The <LANGUSAGE> element contains one or more <LANGUAGE> tags. The content of the <LANGUAGE> tag is the name of the language; the ID attribute of the <LANGUAGE> tag is an abbreviation for the language. Use the same abbreviation as the value of the ID attribute here as you used when assigning the LANG attribute of the <FOREIGN> tag.
The actual language abbreviations that you use should be the three-letter codes listed in the table of Library of Congress MARC codes for languages, found at:
http://lcweb.loc.gov/marc/languages/
Say that in one of your books you find a line in Greek and another in Tibetan.
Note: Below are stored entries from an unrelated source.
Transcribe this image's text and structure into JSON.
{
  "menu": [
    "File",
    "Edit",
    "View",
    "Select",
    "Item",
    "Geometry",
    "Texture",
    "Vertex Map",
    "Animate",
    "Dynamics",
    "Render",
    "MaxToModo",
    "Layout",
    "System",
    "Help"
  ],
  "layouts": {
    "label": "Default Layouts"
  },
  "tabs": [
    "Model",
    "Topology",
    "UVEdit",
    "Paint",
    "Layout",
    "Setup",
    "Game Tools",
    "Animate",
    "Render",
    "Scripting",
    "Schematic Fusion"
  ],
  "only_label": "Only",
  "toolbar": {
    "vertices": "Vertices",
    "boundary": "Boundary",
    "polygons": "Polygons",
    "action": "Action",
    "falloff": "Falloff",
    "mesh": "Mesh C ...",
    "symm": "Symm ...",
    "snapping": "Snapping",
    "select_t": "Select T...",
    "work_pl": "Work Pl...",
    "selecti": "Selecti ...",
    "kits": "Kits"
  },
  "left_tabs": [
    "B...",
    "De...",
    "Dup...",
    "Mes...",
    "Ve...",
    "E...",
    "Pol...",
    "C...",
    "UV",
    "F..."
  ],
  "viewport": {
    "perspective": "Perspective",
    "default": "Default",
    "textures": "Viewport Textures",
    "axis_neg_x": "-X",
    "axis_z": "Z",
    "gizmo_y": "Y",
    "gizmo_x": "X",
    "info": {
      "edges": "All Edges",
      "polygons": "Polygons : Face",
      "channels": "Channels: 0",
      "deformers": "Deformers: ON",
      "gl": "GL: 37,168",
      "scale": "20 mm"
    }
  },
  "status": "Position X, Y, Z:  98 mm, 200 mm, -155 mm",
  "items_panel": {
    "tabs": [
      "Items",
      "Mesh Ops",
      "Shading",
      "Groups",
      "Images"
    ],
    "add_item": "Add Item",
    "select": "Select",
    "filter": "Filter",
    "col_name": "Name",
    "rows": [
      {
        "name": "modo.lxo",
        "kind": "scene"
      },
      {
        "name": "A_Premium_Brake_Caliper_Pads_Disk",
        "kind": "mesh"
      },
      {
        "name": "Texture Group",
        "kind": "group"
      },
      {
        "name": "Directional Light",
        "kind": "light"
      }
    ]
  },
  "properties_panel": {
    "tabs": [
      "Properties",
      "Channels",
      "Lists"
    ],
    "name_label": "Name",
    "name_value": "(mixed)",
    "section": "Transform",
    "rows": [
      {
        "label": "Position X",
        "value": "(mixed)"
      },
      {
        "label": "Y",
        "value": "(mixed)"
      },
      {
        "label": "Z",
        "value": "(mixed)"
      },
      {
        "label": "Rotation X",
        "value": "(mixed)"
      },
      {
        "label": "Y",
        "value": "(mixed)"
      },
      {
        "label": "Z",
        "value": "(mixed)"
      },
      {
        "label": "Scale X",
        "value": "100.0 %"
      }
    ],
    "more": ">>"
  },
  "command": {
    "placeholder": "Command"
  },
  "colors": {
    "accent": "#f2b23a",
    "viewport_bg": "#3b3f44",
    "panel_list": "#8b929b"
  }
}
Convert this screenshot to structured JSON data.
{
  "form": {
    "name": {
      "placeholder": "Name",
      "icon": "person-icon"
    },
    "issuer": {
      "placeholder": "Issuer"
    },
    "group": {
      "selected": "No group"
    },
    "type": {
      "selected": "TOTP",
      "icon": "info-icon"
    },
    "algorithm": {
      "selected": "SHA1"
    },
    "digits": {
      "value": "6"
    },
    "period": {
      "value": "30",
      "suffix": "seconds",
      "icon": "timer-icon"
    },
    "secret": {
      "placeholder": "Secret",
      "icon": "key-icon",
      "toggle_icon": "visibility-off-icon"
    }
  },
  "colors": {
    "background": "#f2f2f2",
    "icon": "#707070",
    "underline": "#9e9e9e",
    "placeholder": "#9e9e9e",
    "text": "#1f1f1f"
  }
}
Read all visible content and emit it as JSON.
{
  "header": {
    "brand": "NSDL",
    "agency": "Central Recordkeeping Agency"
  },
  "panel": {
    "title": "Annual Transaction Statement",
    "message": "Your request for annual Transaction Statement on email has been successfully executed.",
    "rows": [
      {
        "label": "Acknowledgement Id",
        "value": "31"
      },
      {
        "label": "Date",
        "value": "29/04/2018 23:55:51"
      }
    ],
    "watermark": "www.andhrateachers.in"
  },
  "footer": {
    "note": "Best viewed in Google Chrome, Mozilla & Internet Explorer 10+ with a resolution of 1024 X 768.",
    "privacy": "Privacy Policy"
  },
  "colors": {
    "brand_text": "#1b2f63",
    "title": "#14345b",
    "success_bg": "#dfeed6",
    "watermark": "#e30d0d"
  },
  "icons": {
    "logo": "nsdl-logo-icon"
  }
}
Since we do not attempt to capture Greek (or Tibetan) characters, simply record the presence of the foreign text with <FOREIGN> tags around a <GAP> tag: <FOREIGN LANG="grc"><GAP></FOREIGN> and <FOREIGN LANG="tib"></FOREIGN>.
("grc" is the MARC code for ancient, as opposed to Modern, Greek: use the most general code that fits. Don't try to distinguish between periods of a language or between different dialects of a language unless the code list requires you to do so. In this case there is no general "greek" code, so we have to decide if its ancient or modern. Being a quotation from Plutarch, it's ancient.)
Since you've now inserted two attributes in the document that take a declared value of "IDREFS", the document won't parse unless there are corresponding IDs in the same document.
Insert this in header at beginning of PROFILEDESC
<PROFILEDESC> <LANGUSAGE> <LANGUAGE ID="grc">Ancient Greek<LANGUAGE> <LANGUAGE ID="tib">Tibetan</LANGUAGE> </LANGUSAGE> ... </PROFILEDESC>
with a <LANGUAGE> tag for each language used and tagged within that document. The document will now validate.